Your story may be different from mine; your branch of the military might have shorter or longer separations. But you have had to deal with the reality that you are pregnant and you are alone and he may or may not be home when the baby is born. No matter what your situation is, it's hard -- damn hard -- to be pregnant and alone.

It's OK to be sad, and it's OK to ask for help, whether it's from your family, friends, or your spouse's command. I learned that the best thing I could do was be as prepared as possible and take care of myself. I had a friend on call in the event I went into labor early and I hired a doula to be my birth coach in case my husband didn't make it home for the birth. I wish I'd prepared more for after the baby was born -- with freezer meals and a babysitter lined up for times when I needed a break -- and I wish I'd asked for more help than I did.

I didn't sign up to be a single parent, and neither did you, but it's part of the experience of being a military spouse to sometimes tap into our reserves. If you've been through separations before, then you have already learned to manage things on your own. You know about the lonely days, the nights when every bump in the dark sets your heart racing, taking up the chores and responsibilities he normally handles when he's home, the importance of communication for your mental health and your relationship.
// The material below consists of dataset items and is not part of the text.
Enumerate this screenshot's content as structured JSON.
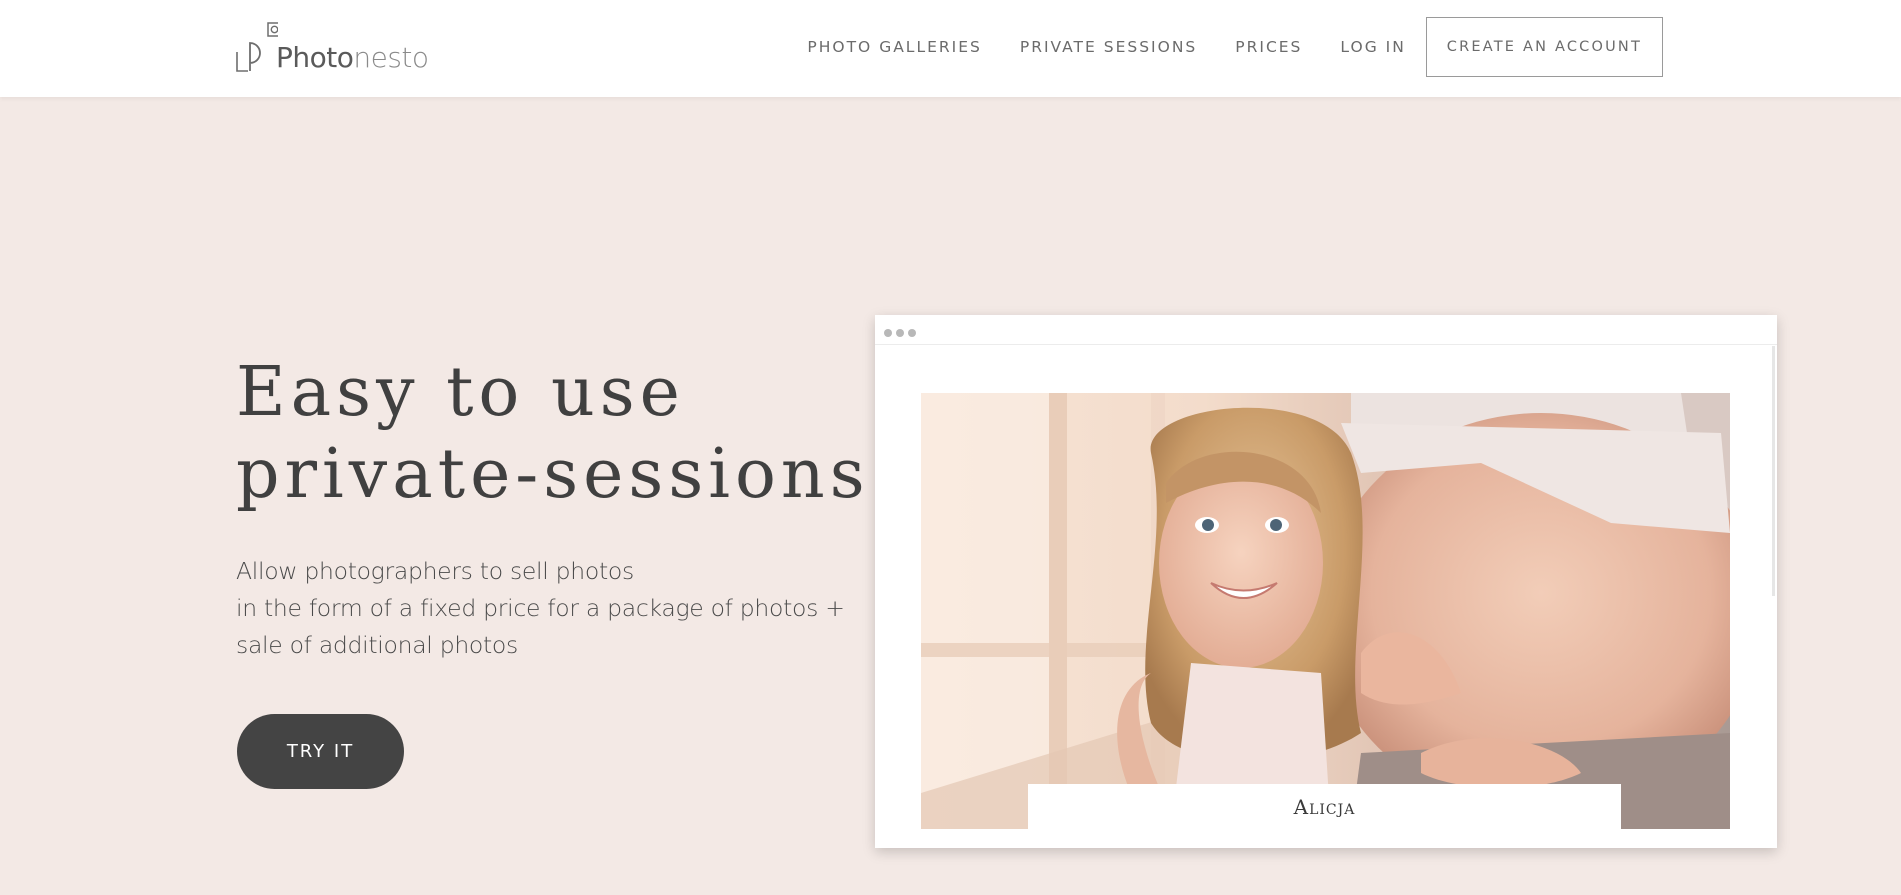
{
  "brand": {
    "name_bold": "Photo",
    "name_light": "nesto"
  },
  "nav": {
    "items": [
      "PHOTO GALLERIES",
      "PRIVATE SESSIONS",
      "PRICES",
      "LOG IN"
    ],
    "cta": "CREATE AN ACCOUNT"
  },
  "hero": {
    "title_lines": [
      "Easy to use",
      "private-sessions"
    ],
    "description_lines": [
      "Allow photographers to sell photos",
      "in the form of a fixed price for a package of photos +",
      "sale of additional photos"
    ],
    "button": "TRY IT"
  },
  "preview": {
    "caption": "Alicja"
  },
  "colors": {
    "background": "#f3e9e5",
    "header": "#ffffff",
    "button": "#444444",
    "text": "#404040"
  }
}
More from CafeMom: Mom Has Perfect Response to Stranger Who Implied She Has Too Many Kids

Communication becomes even more important when you're pregnant. There will be times when you'll feel resentment: at his job, at the military in general, at the callous nature of scheduling, and, yes, at him. You will feel like he has abandoned you, even though you logically know that's not the case. You will feel like he doesn't know how hard it is on you -- and maybe he doesn't, but it's hard on him, too. The milestones that you will remember for the rest of your life are secondhand stories for him. He's missing out on the big stuff while you're going through the big stuff alone.

I won't lie: Those eight months my husband was deployed were the hardest, scariest time of our entire military marriage. There were days when all I wanted to do was scream, days when I didn't shower or get dressed or do more than hold and feed the baby. It is already so hard to be a new mom, and being a new mom whose spouse is in the military and away is even harder.

Your civilian friends will think it's impossible, but you know better. You will get through this. You will, I promise. You are not alone and you are not weak. You married into the military -- but you are a warrior in your own right. You have generations of military wives before you, believing in you and supporting you. You can do this.